Wait, what? Was Representative King really offering to think before he speaks? The same King who questioned the contributions made to society by non-white people? Or who claimed Colin Kaepernick was "sympathetic to ISIS" for protesting police brutality by kneeling during the national anthem? Or who said marriage equality would allow a man to marry his lawnmower?
Was King really offering to brush up on a subject he knows nothing about before opining on it? If so, I am happy to bring him up to speed:
The largest peer reviewed study on the subject of LGBT families found zero difference in the wellbeing of children raised in same-sex versus opposite-sex headed households. Studies into trans-parenting also show that they raise happy and healthy kids. In fact, children of LGBT parents, if anything, have been found to be more emotionally stable and physically healthy than those raised by straight parents.

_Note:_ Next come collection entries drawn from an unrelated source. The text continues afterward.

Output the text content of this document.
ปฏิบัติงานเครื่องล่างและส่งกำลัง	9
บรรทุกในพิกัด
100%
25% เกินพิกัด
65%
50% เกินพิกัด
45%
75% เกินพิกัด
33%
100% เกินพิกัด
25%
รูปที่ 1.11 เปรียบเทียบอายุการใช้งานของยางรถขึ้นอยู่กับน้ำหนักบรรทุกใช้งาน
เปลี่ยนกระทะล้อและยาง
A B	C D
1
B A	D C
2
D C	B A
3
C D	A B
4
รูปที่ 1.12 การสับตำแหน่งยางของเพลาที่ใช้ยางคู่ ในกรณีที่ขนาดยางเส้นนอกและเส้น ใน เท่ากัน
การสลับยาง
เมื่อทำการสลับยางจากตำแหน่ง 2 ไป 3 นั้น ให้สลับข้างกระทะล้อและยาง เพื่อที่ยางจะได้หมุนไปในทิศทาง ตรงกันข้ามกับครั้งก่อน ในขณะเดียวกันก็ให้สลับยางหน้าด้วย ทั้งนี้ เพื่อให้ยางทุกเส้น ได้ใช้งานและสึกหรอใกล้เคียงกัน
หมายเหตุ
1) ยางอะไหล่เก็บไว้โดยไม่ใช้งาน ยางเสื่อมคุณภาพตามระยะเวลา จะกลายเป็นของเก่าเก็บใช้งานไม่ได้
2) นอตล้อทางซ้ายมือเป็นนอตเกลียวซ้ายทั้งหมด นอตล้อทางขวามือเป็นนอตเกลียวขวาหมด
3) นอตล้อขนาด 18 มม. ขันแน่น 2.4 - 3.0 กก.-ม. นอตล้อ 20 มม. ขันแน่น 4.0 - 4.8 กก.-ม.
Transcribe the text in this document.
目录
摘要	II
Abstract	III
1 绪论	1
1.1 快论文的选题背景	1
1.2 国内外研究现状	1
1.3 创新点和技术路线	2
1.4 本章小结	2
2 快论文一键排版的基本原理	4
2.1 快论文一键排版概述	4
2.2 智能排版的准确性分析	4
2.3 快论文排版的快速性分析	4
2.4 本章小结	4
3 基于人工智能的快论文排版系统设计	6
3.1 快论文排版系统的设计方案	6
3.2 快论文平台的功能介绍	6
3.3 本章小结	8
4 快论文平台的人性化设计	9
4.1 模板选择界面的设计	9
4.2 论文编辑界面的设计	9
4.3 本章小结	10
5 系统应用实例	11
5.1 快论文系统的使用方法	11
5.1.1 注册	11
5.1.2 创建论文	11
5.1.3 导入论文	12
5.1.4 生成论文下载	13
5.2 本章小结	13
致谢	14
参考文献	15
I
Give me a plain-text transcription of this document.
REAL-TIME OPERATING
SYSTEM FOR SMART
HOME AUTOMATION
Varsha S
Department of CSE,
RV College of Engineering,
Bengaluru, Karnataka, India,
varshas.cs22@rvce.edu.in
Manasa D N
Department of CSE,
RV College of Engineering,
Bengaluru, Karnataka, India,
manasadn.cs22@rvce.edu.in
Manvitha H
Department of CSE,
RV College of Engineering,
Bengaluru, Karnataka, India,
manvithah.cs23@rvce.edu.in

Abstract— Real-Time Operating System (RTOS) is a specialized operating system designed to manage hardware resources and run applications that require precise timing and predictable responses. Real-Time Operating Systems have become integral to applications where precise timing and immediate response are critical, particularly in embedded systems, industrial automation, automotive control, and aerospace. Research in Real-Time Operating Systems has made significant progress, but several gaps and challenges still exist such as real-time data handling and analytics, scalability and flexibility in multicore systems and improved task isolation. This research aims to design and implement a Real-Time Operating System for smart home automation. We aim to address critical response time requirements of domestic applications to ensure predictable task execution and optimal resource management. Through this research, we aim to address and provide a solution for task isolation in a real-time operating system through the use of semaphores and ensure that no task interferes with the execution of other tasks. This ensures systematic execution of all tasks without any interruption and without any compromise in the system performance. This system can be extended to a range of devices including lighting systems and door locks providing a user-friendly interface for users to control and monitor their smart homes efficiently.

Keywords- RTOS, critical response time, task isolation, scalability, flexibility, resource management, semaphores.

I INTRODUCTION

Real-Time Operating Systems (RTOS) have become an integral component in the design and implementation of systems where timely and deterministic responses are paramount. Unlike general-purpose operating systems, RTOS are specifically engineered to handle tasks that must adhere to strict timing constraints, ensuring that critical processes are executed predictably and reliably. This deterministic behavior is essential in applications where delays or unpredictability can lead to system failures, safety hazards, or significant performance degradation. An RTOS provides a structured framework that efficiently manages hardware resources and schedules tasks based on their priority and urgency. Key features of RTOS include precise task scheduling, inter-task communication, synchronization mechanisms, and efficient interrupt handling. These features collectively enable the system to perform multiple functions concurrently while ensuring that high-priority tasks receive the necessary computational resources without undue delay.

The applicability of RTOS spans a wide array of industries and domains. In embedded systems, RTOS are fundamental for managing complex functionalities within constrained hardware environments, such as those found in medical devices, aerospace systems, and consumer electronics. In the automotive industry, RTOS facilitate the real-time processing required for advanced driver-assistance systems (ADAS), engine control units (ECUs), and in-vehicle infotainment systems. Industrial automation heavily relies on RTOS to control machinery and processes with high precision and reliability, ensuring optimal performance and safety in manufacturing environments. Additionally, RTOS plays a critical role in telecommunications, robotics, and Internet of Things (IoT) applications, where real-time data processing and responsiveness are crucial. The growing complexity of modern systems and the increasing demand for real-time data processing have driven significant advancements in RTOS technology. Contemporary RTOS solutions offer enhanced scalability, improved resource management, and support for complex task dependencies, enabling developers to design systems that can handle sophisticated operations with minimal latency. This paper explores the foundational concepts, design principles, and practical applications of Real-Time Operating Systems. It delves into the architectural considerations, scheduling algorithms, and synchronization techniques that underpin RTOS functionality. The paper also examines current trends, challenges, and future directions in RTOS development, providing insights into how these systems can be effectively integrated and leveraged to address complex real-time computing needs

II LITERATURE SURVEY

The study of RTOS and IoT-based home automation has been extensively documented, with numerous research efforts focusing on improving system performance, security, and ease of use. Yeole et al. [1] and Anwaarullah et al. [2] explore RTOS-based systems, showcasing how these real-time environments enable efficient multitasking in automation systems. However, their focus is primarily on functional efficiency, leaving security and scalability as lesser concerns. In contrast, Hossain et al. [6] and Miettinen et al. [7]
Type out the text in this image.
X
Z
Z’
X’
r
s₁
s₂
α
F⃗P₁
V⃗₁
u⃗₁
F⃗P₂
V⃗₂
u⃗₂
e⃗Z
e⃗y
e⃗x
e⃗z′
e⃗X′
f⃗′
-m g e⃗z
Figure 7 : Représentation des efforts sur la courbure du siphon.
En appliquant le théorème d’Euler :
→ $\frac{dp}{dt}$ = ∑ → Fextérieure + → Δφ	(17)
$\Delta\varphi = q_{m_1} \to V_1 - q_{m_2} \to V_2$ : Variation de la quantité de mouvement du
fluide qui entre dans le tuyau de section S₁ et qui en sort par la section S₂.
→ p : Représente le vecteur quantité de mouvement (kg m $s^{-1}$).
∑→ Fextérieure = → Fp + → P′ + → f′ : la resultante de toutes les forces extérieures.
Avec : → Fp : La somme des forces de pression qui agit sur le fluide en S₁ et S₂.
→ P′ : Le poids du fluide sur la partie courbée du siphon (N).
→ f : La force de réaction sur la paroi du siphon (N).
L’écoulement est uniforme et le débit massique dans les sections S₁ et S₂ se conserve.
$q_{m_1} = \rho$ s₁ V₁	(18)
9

On the spot, Cuomo helpfully summarized these studies for King by offering the following: "We know that what works is loving the kid, giving them the attention, giving them the time," he said. "There is no reason to believe that you have to have a man and woman to do that."
But, as if woken from a deep slumber, King suddenly seemed to remember that he was, in fact, an expert on the subject of LGBT parenting. He enlightened Cuomo thusly: "The evidence is very heavy on the other side of this thing," King said of the research he had admitted, not moments before, that he had never reviewed. "A model of a father and a mother that are joined together and working together in a team--that is the best way we can hope that all children are raised."
But just in case research into LGBT parenting--which I guess King may or may not be familiar with, depending on the point he's trying to make--doesn't actually show any advantages to being raised by heterosexual parents, the Iowa Representative decided to cover his tracks by comparing it to that other area of scientific study so infamous for its inconclusiveness: climate change.
"We got down to the global warming argument and found out there is another side of that equation, too," King said.
Oddly enough, King's bizarre comparison is apt for at least one reason: just as the vast majority of research shows the undeniable impact of human activity on climate change, studies into LGBT parenting show no discernible difference into the wellbeing of children when compared to our heterosexual peers--that is, at least those that aren't funded by anti-LGBT advocates and hate groups.